Lawrence: I was about to write, virtually word-for-word, your entire post. (Believe it or not, it was MY sixth grade teacher who assigned us the task of watching it on TV in 1970!) I, too hated musicals for years, until I was in London over Christmas in 1978, when the BBC showed a different Fred and Ginger musical each night and I realized I loved musicals - as long as they didn't involve singing and dancing gang members.

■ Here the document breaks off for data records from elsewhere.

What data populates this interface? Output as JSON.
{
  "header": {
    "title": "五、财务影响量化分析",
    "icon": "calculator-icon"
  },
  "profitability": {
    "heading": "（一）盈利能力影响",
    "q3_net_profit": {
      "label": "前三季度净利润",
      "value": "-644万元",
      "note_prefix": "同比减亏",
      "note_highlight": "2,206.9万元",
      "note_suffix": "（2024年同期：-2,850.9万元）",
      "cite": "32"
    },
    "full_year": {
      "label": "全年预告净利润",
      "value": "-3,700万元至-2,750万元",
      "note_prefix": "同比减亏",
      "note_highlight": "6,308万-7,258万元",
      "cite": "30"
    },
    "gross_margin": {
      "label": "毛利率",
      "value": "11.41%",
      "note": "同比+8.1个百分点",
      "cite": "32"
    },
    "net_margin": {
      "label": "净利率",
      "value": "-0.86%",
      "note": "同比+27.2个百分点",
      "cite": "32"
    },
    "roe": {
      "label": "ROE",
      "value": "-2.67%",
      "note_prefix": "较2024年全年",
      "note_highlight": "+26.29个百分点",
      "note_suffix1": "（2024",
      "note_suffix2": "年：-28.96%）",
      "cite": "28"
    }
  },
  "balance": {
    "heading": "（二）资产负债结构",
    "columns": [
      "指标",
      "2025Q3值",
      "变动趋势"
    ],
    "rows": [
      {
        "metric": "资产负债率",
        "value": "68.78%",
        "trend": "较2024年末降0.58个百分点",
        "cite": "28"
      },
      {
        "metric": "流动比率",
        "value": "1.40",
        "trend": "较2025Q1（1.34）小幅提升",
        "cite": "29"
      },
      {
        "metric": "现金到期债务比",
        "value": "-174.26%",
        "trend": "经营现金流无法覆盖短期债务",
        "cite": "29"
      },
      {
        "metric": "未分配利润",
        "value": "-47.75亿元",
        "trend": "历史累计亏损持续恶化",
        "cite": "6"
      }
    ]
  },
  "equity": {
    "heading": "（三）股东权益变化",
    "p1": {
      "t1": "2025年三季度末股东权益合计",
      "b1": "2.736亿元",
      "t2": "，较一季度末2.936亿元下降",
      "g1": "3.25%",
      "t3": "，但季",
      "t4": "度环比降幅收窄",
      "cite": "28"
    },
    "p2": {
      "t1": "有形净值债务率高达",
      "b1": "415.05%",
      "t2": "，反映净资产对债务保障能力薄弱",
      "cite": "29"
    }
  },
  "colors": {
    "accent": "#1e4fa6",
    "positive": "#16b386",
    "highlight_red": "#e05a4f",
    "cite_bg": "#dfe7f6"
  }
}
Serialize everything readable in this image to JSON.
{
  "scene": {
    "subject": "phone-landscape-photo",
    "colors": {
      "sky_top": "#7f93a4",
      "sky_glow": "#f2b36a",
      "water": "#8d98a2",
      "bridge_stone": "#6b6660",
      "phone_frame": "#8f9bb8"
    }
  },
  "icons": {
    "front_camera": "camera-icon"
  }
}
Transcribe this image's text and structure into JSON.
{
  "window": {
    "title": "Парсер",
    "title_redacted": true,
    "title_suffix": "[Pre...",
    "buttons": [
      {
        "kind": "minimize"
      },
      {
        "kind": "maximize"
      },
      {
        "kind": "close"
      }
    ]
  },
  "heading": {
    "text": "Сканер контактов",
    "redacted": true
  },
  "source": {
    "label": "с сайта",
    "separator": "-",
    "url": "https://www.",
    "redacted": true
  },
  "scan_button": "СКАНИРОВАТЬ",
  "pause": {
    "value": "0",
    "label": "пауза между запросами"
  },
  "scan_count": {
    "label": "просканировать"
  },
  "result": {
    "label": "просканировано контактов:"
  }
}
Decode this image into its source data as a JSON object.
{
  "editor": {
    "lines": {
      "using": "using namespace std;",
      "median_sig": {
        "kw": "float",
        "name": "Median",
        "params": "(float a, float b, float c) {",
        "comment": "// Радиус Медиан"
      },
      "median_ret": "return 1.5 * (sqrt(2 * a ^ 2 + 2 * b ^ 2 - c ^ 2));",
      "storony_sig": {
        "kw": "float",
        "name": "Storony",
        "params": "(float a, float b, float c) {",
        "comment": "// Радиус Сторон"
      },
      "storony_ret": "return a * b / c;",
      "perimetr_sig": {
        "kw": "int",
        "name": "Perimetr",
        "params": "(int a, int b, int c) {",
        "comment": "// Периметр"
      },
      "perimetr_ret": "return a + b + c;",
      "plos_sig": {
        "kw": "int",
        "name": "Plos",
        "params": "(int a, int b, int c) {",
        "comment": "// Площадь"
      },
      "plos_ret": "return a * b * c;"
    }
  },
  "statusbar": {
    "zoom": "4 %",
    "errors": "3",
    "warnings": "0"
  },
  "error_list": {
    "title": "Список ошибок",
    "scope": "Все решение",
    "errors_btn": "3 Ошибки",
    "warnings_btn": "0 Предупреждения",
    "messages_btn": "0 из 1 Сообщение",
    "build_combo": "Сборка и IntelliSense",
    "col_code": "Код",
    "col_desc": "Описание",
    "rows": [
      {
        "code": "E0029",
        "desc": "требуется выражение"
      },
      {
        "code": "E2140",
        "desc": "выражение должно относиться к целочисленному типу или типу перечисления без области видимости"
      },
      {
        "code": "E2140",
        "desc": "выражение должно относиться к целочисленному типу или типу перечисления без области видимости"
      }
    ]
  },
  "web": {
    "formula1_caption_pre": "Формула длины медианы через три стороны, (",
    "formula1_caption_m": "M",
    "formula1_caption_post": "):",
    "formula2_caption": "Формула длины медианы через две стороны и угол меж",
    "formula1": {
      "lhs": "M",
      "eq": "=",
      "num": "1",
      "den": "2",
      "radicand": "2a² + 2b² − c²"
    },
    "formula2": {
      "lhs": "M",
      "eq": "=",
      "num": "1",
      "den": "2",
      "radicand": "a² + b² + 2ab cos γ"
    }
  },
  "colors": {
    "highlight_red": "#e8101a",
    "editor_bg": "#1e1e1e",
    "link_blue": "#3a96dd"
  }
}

Re: musicals in which the studios replaced great songs by great songwriters with lesser works from lesser talents. I suspect it's because the studios own the copyrights to those lesser works, so they make more money from royalties than they would from the original, better songs.

joe baltake said...

Bill- Re: musicals in which the studios replaced great songs by great songwriters with lesser works from lesser talents... I could never get it either. I mean, why would any studio person make the decision to replace songs written by Cole Porter or Leonard Bernstein and replace them with others by lesser (or less well-known) composers - most likely house composers? But that's the point: These people are under contract, so let's put them to work. Economically, it makes sense I suppose, but I still find it absurd - and offensive. I checked this theory out with someone who worked at the studios and his response was, "That's it!"-J

tina g said...


remake of WSS may be terrible, may be great, may be mediocre, but looking forward to it nonetheless!

Vienna said...

Would love to see a big screen version of one of my top favourite musical comedies, ON YOUR TOES. THE Rodgers & Hart show is just full,of terrific songs and music, from ‘There’s a Small Hotel’ to ‘Slaughter On Tenth Avenue.” It’s a brilliant song and dance show and the film version was a travesty, putting non-dancer Eddie Albert in place of the original star Ray Bolger.
But I’m old fashioned, I want it as written and staged. Too many of the classic Broadway shows from the 20s and 30s and 40s are gone forever. I’m sure someone like Rob Marshall could still make it filmic.
It’s a dream which will never happen, but one can hope!

joe baltake said...

Vienna- Yes, "On Your Toes," another forgotten show that was ill-served on screen. I have the same fantasies. I'd love to see "Pal Joey" done right, but it will never happens. Those days are gone, but as you say, one can hope. -J

Vanessa said...

On stage, WSS works because one is aware of the artiface. On screen, realism makes it look, well, silly.